Nach Sitzungsschluss gehe ich an eine Abendveranstaltung. Ich bin zwar schon ziemlich müde, aber der Einladung der Schweizer Textilindustrie folge ich gerne. Beim „Soirée textil“ werden nicht nur die Bedürfnisse der Textilbranche thematisiert, sondern es gibt auch eine Modeschau. Damit habe ich spekuliert ;-).
Erste Woche, zweiter Tag (27.2.)
Der Tag beginnt heute bereits um 7 Uhr: Das VBS lädt zum Zmorge ein, wie immer einmal pro Session.
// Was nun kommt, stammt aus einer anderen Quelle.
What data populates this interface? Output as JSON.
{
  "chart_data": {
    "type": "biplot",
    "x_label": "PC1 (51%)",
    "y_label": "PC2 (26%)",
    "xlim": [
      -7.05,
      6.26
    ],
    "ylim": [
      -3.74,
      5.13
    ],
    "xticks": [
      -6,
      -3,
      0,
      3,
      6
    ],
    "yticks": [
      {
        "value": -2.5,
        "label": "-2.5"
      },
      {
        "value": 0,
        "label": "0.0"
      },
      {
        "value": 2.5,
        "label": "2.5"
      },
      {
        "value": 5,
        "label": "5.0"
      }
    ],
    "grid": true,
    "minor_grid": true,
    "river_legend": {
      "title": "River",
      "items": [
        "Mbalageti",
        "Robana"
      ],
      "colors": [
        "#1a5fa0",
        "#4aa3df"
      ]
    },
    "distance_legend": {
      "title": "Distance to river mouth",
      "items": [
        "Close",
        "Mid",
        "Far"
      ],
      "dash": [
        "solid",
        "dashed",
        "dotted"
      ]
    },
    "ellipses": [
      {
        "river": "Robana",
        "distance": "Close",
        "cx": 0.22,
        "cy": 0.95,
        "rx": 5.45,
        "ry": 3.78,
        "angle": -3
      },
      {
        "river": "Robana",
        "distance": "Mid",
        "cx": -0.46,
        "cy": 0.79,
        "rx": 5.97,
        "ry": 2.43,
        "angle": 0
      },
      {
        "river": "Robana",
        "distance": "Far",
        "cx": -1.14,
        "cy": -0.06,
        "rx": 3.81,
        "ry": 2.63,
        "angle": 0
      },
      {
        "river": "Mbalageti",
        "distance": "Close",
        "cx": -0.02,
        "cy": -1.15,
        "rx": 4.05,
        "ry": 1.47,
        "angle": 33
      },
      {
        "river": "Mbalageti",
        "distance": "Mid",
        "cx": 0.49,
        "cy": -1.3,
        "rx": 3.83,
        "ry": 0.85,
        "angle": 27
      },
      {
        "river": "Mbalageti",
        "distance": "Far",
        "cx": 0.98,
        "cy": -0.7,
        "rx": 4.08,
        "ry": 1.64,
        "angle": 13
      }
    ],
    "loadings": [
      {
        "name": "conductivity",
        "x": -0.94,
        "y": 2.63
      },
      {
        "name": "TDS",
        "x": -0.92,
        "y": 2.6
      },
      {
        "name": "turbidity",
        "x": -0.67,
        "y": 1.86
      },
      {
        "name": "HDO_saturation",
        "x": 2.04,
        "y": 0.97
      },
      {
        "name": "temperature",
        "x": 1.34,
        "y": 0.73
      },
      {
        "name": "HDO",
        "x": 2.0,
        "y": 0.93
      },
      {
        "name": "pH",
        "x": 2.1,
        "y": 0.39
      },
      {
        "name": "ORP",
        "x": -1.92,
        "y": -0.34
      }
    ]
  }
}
Die Themen heute sind die geopolitische Lage und die Planung der Armee. Ich erfahre als SiK-Mitglied nichts Neues, aber es ist wichtig den Austausch zu pflegen.
Danach im Rat hat Beat Jans seine Premiere: Es vertritt zum ersten Mal als Bundesrat seine Geschäfte im Nationalratssaal. Für diejenigen unter uns, die wie ich noch mit Beat zusammen im Nationalrat waren, ist das schon etwas „gewöhnungsbedürftig“. Aber es ist auch erstaunlich, wie schnell sich die ehemaligen Parlamentarier:innen jeweils in die Rolle des Regierungsmitglieds einleben. Haupttraktandum ist die Revision des Patentgesetzes. Es soll an internationale Standards angepasst und besonders für KMU sowie für Einzelerfinder:innen attraktiver werden. Die Vorlage ist unbestritten und wird denn auch einstimmig angenommen.
Über Mittag geht es gleich weiter mit Beat Jans: Die SiK-Delegation hat einen Austausch mit unserem Bundesrat über zukünftige EJPD-Geschäfte, die in die Sicherheitspolitische Kommission kommen.
Nach der Fraktionssitzung am Nachmittag habe ich am Abend tatsächlich mal „frei“, weil die GL-Sitzung der SP Kanton Zürich ausfällt. Claudia Friedl und ich gehen zusammen essen, ein gemütlicher Abschluss des Tages.